I'll also say that maybe - and everything with this team is maybe - but maybe we found some help in the form of Kenny Hall. He was the "you didn't see that coming" factor on Sunday, six points and six rebounds. The knock on him, other than early season injuries, has been that he can't get it done in practice. Maybe now he's got something to build on, and something to make Pearl want to put him in the game over John Fields and Jeronne Maymon, who are fine at what they do but have such little offensive potential.
And remember: I know all of this has been frustrating, but we're right there. We were right there on Sunday. 10 of our 13 losses have been decided in the final minute or in overtime, 7 of them on the final possession.
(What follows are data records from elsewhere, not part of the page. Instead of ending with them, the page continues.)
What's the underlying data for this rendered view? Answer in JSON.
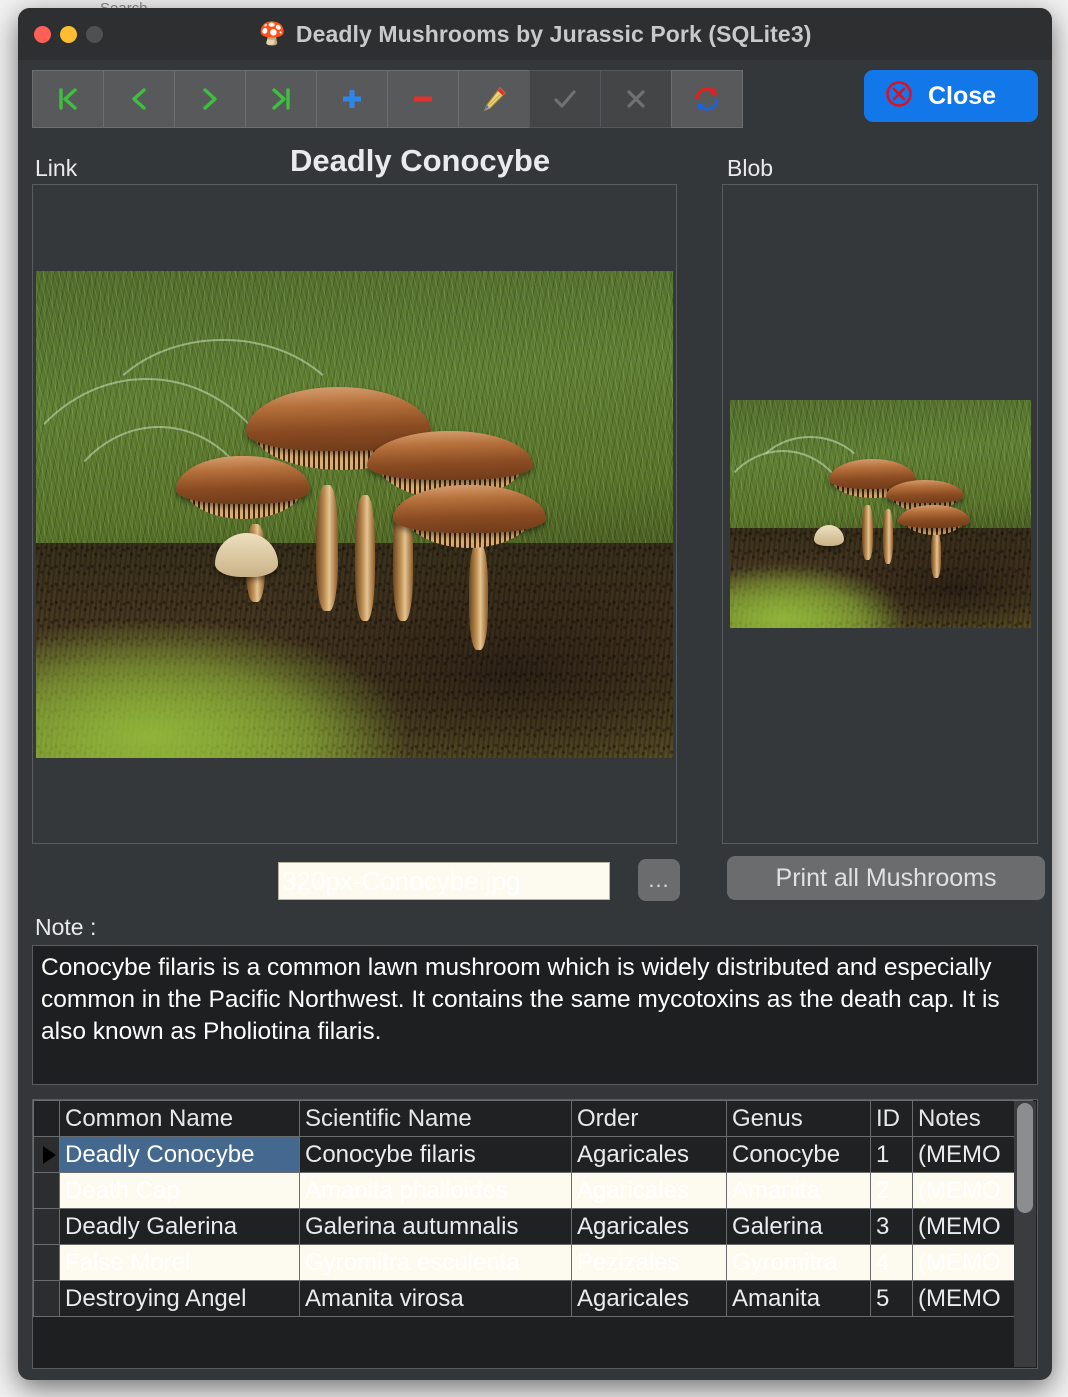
{
  "desktop": {
    "ghost_text": "Search"
  },
  "window": {
    "title": "Deadly Mushrooms by Jurassic Pork (SQLite3)",
    "title_icon": "mushroom-icon",
    "traffic_lights": [
      {
        "name": "close",
        "color": "#ff5f57"
      },
      {
        "name": "minimize",
        "color": "#febc2e"
      },
      {
        "name": "zoom",
        "color": "#4e5052"
      }
    ]
  },
  "toolbar": {
    "buttons": [
      {
        "name": "first-record",
        "icon": "first-record-icon",
        "enabled": true
      },
      {
        "name": "previous-record",
        "icon": "previous-record-icon",
        "enabled": true
      },
      {
        "name": "next-record",
        "icon": "next-record-icon",
        "enabled": true
      },
      {
        "name": "last-record",
        "icon": "last-record-icon",
        "enabled": true
      },
      {
        "name": "add-record",
        "icon": "plus-icon",
        "enabled": true
      },
      {
        "name": "delete-record",
        "icon": "minus-icon",
        "enabled": true
      },
      {
        "name": "edit-record",
        "icon": "pencil-icon",
        "enabled": true
      },
      {
        "name": "commit-edit",
        "icon": "check-icon",
        "enabled": false
      },
      {
        "name": "cancel-edit",
        "icon": "x-icon",
        "enabled": false
      },
      {
        "name": "refresh",
        "icon": "refresh-icon",
        "enabled": true
      }
    ],
    "close_label": "Close",
    "close_icon": "circle-x-icon",
    "close_color": "#1277e8"
  },
  "form": {
    "link_label": "Link",
    "blob_label": "Blob",
    "record_title": "Deadly Conocybe",
    "file_field_value": "320px-Conocybe.jpg",
    "file_field_placeholder": "",
    "browse_label": "...",
    "print_label": "Print all Mushrooms",
    "note_label": "Note :",
    "note_text": "Conocybe filaris is a common lawn mushroom which is widely distributed and especially common in the Pacific Northwest. It contains the same mycotoxins as the death cap. It is also known as Pholiotina filaris."
  },
  "grid": {
    "columns": [
      "",
      "Common Name",
      "Scientific Name",
      "Order",
      "Genus",
      "ID",
      "Notes"
    ],
    "selected_row": 0,
    "selected_column": "Common Name",
    "rows": [
      {
        "indicator": "row-indicator-triangle",
        "common_name": "Deadly Conocybe",
        "scientific_name": "Conocybe filaris",
        "order": "Agaricales",
        "genus": "Conocybe",
        "id": "1",
        "notes": "(MEMO"
      },
      {
        "indicator": "",
        "common_name": "Death Cap",
        "scientific_name": "Amanita phalloides",
        "order": "Agaricales",
        "genus": "Amanita",
        "id": "2",
        "notes": "(MEMO"
      },
      {
        "indicator": "",
        "common_name": "Deadly Galerina",
        "scientific_name": "Galerina autumnalis",
        "order": "Agaricales",
        "genus": "Galerina",
        "id": "3",
        "notes": "(MEMO"
      },
      {
        "indicator": "",
        "common_name": "False Morel",
        "scientific_name": "Gyromitra esculenta",
        "order": "Pezizales",
        "genus": "Gyromitra",
        "id": "4",
        "notes": "(MEMO"
      },
      {
        "indicator": "",
        "common_name": "Destroying Angel",
        "scientific_name": "Amanita virosa",
        "order": "Agaricales",
        "genus": "Amanita",
        "id": "5",
        "notes": "(MEMO"
      }
    ]
  }
}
When I said last week that expecting anything from this team was an excercise in stupidity, I feel like some people left out the "good OR bad" part. Anyone who guarantees that the Vols are going to lose to Arkansas and then lose in the first round of the NCAA Tournament is just as crazy as anyone who guarantees that the Vols are going to win the SEC Tournament and make the Sweet 16.
None of us has any idea. But we're close enough that just one tweak could make a difference, and just one breakthrough on any given night from any one player could push us over the top.
The University of Tennessee has been many things over the last three years, but boring and uninteresting are not among them. This team is fascinating...we'd just like it to be fascinating in a good way from here.
So...who will step up against Arkansas?